I decided I wanted short hair, since everyone else had long hair. I refused to care about what people thought about my shoes. I liked English lit and writing. And I rejected Harry Potter, sure that if he had taken the world by storm, he must be the most inane character ever conceived. I was unwilling to discover I was as spineless as the best of them.
And today?
I wonder where the time has gone. I talk recipes and supper ideas. I discuss kids’ clothing. I gripe about the price of shoes. I imagine the worst when my husband is five minutes late. I grumble about the week between camp and school. I complain about my cleaning lady, although I know I’ll never give her up. I talk about the weather, for goodness’ sake. I worry about wrinkles. I still like writing, but when all else fails, I reread Harry Potter. In other words, I’ve become a cliché.
I’m a mother who wishes for a clean house and kids who don’t fight. And someone to make my suppers. I’m a wife who wishes she didn’t complain to her husband about a messy house and kids who fight. And wants him to take her out for dinner.
I’m a cliché. And proud of it (most of the time, anyway).

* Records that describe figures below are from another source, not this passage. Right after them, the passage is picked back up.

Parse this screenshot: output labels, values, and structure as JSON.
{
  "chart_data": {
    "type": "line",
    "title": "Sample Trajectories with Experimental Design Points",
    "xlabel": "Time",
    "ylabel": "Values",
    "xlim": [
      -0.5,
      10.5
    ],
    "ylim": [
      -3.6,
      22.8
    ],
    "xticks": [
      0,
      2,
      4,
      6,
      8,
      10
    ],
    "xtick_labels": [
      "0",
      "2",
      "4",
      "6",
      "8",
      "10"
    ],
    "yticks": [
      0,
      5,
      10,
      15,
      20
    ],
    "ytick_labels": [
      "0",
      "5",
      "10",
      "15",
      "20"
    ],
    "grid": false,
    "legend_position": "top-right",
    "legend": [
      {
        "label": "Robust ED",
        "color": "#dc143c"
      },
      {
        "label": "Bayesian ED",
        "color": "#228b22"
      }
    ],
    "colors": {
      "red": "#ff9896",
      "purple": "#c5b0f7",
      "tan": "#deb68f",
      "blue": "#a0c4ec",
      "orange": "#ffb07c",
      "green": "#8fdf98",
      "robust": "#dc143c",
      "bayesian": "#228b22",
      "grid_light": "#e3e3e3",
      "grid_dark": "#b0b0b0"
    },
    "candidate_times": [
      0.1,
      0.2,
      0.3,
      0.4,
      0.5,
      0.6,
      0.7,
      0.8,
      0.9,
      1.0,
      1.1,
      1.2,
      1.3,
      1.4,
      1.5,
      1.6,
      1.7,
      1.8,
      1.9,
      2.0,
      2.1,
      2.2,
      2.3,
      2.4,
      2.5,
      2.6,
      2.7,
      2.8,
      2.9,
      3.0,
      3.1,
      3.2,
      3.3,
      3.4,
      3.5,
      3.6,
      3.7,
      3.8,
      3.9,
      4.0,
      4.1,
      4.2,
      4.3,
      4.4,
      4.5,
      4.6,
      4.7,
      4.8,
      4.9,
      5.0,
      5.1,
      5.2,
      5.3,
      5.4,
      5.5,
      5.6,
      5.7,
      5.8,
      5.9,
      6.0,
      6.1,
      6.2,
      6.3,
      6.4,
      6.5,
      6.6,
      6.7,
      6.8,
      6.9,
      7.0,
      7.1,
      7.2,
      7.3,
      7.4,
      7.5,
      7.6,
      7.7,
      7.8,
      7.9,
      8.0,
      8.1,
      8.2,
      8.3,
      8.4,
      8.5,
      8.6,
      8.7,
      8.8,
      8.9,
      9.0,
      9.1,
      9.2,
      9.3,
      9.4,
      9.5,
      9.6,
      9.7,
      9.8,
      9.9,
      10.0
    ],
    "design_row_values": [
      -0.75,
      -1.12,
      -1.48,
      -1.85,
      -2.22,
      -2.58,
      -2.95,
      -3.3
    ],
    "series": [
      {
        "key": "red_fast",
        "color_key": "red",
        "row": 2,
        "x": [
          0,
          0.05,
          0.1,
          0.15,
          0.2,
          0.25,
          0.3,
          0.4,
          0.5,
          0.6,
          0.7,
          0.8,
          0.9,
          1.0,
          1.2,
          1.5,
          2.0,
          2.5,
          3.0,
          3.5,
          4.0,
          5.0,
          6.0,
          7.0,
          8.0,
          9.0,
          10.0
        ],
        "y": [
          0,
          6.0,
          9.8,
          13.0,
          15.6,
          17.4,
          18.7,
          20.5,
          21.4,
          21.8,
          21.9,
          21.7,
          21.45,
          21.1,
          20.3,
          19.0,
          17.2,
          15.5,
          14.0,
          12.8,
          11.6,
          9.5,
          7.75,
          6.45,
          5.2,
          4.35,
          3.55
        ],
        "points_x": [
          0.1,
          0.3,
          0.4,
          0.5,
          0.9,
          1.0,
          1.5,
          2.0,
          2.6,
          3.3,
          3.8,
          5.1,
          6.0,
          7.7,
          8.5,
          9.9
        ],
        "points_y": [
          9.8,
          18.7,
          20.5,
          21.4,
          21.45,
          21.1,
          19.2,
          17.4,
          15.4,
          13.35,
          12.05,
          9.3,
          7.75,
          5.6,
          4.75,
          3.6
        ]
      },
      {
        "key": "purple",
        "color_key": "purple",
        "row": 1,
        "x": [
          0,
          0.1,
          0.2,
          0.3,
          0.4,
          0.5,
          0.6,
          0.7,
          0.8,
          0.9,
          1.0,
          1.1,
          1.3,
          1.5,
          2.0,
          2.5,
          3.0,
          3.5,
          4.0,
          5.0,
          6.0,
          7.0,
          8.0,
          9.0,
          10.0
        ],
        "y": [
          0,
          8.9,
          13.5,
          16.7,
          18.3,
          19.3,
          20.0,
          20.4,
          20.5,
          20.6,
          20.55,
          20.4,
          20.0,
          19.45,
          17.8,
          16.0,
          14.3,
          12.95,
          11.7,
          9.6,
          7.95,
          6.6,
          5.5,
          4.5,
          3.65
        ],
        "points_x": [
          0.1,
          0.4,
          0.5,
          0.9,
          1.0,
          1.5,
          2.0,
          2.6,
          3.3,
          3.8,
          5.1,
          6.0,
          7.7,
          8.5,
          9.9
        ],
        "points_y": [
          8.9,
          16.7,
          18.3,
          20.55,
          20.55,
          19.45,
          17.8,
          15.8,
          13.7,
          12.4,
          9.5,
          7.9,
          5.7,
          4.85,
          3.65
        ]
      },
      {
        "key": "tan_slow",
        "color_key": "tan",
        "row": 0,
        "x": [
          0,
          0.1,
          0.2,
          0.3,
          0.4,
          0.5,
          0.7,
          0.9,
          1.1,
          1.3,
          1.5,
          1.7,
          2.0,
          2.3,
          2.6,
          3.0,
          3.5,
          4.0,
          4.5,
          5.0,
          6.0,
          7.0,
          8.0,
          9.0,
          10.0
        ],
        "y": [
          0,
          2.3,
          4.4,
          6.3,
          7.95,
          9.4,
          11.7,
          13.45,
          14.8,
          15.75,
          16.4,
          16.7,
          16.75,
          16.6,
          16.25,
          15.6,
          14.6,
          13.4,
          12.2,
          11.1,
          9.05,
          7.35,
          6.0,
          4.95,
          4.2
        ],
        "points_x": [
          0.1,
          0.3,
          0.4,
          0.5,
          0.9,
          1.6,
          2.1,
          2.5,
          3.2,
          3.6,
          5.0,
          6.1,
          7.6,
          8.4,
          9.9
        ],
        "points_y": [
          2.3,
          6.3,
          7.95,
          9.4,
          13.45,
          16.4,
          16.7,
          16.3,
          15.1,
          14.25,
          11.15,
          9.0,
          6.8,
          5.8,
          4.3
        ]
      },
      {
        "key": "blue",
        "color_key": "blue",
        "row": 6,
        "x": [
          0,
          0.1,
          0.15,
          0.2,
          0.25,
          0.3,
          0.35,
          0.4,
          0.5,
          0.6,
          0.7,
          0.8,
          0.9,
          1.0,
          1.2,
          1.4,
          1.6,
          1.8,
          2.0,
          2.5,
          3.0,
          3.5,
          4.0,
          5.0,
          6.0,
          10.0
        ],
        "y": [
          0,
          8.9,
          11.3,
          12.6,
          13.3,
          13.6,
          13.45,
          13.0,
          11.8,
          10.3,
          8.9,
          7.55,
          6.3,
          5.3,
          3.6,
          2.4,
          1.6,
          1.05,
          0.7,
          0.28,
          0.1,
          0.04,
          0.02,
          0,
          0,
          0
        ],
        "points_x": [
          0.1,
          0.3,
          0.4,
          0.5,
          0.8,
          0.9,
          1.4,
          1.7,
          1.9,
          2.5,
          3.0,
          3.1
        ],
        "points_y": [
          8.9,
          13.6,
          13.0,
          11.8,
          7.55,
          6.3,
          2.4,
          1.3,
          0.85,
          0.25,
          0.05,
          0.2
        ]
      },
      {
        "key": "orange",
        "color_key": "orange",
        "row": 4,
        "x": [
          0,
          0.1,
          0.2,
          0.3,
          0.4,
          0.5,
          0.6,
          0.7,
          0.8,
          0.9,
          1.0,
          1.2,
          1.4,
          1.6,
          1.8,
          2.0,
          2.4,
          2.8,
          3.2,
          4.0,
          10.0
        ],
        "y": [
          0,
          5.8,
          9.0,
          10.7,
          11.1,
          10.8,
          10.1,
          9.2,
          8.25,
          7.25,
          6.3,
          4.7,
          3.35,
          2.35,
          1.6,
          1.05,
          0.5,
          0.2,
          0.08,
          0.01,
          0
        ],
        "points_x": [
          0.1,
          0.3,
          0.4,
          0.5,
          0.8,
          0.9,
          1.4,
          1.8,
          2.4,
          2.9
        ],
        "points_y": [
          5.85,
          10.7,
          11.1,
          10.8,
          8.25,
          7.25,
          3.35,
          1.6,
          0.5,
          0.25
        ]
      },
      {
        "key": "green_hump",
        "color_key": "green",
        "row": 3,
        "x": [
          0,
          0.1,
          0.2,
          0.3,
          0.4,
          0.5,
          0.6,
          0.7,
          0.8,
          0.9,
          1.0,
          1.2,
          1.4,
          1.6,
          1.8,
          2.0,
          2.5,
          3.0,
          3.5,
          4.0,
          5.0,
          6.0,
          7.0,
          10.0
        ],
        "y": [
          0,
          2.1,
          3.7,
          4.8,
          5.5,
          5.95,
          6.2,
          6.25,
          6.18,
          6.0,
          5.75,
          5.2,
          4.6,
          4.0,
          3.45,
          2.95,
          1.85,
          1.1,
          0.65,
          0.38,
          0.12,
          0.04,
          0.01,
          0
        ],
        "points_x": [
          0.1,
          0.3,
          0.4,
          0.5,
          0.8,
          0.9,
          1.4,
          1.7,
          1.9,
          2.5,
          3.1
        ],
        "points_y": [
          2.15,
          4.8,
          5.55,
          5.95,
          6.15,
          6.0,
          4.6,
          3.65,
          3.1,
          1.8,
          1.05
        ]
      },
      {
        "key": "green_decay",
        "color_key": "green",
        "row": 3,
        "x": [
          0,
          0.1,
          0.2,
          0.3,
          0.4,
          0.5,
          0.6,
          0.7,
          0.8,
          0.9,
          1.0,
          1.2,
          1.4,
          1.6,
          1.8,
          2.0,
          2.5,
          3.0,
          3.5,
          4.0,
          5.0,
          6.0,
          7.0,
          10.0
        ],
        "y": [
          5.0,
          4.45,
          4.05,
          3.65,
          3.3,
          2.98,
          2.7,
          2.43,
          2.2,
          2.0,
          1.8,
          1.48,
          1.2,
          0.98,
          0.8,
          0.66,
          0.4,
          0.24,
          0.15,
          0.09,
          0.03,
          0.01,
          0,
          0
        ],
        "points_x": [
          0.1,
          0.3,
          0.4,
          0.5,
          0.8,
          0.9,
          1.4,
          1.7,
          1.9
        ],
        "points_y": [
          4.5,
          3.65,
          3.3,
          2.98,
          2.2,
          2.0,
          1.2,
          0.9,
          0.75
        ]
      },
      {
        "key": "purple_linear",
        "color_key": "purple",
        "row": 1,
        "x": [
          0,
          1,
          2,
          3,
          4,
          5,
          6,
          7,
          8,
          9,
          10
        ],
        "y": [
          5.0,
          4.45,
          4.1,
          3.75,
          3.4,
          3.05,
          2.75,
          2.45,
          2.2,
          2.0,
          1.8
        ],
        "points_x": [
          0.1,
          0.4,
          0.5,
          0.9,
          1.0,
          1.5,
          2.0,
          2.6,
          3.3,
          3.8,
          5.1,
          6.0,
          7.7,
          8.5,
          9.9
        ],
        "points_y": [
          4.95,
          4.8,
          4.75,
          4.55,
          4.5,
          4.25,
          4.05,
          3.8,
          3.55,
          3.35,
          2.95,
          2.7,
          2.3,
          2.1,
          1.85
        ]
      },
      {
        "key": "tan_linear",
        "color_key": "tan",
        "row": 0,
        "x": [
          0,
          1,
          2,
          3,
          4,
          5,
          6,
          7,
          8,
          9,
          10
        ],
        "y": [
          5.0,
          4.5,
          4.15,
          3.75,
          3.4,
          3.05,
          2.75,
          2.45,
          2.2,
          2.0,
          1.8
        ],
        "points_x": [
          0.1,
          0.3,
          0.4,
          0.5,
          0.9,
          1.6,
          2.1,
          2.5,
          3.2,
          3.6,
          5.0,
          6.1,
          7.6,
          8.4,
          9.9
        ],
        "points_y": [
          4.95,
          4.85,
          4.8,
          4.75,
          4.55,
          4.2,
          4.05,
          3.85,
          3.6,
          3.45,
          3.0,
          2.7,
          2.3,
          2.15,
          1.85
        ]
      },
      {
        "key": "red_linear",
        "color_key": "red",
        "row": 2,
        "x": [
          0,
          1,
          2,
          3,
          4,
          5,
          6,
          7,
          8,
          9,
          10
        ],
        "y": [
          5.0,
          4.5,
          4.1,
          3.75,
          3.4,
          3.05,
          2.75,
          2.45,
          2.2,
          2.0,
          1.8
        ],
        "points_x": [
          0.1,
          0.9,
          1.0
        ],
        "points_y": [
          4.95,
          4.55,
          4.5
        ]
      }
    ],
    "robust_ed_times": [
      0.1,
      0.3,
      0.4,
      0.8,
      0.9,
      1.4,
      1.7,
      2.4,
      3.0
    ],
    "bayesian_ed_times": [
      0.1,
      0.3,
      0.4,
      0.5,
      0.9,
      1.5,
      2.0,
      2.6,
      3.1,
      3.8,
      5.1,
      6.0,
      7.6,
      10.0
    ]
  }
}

Because being a cliché means I’ve matured into myself. It means I’ve attained a level of security so that I no longer feel the need to announce myself by standing out in the crowd. When I switched to an in-town high school, my greatest ambition was to lose my out-of-town identity. But I had no idea how to do that, so I attracted the wrong kind of attention instead. Nothing bad, but looking back, I’m embarrassed at my immaturity. I talked loudly. I argued the unpopular opinion just to talk. I colored in class…. I’m embarrassed at how I behaved as a teen. Cliché, or what?